Custom namespaces

Steven D'Aprano steve at REMOVE-THIS-cybersource.com.au
Sat Aug 1 21:06:47 EDT 2009


I was playing around with a custom mapping type, and I wanted to use it 
as a namespace, so I tried to use it as my module __dict__:

>>> import __main__
>>> __main__.__dict__ = MyNamespace()
Traceback (most recent call last):
  File "<stdin>", line 1, in <module>
TypeError: readonly attribute

Why is __dict__ made read-only?

I next thought I could change the type of the namespace to my class:

>>> __main__.__dict__.__class__ = MyNamespace
Traceback (most recent call last):
  File "<stdin>", line 1, in <module>
TypeError: __class__ assignment: only for heap types

Drat, foiled again!!!

Okay, if I can't do this at the module level, can I at least install a 
custom namespace at the class level?

>>> class MyNamespace(dict):
...     def __getitem__(self, key):
...             print "Looking up key '%s'" % key
...             return super(MyNamespace, self).__getitem__(key)
...
>>> namespace = MyNamespace(x=1, y=2, z=3)
>>> namespace['x']
Looking up key 'x'
1
>>> C = new.classobj("C", (object,), namespace)
>>> C.x
1

Apparently not.
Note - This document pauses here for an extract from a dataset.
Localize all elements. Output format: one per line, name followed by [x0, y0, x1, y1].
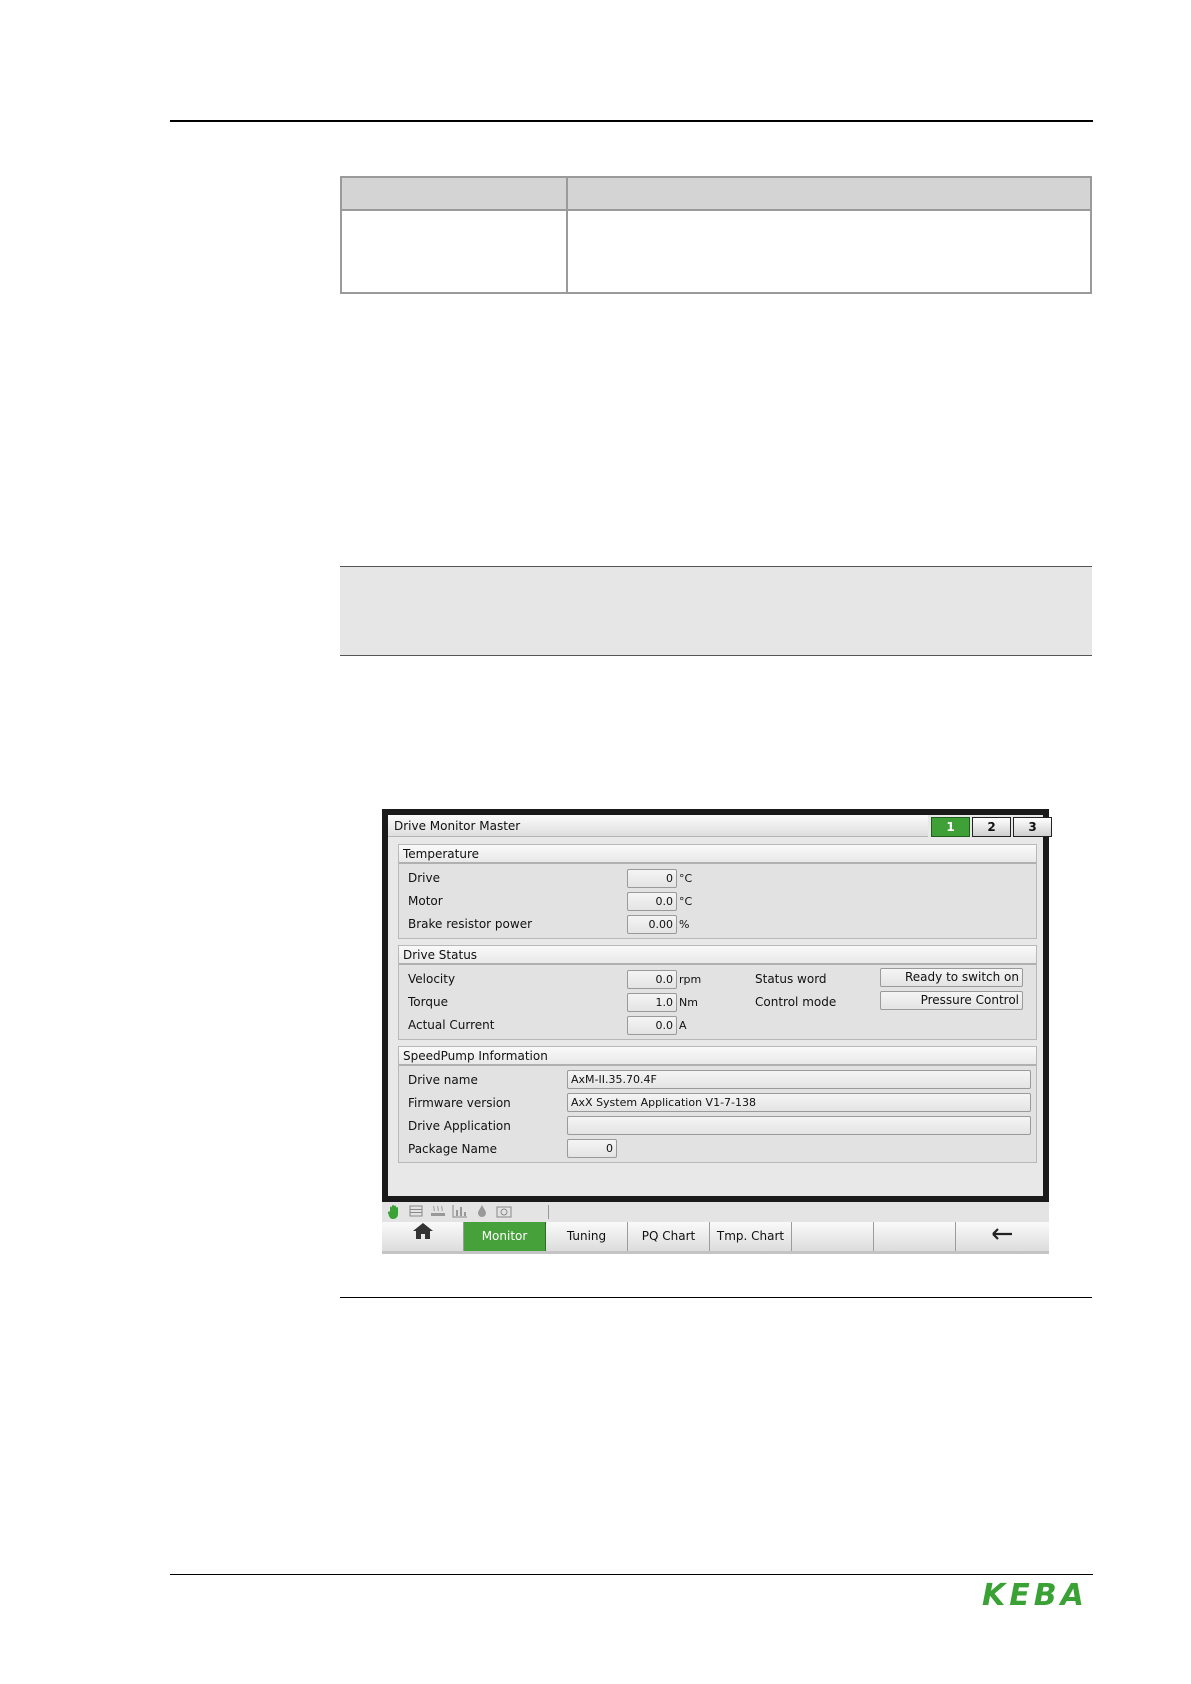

It looks like the namespace provided to the class 
constructor gets copied when the class is made.

Interestingly enough, the namespace argument gets modified *before* it 
gets copied, which has an unwanted side-effect:

>>> namespace
{'y': 2, 'x': 1, '__module__': '__main__', 'z': 3, '__doc__': None}


Is there any way to install a custom type as a namespace?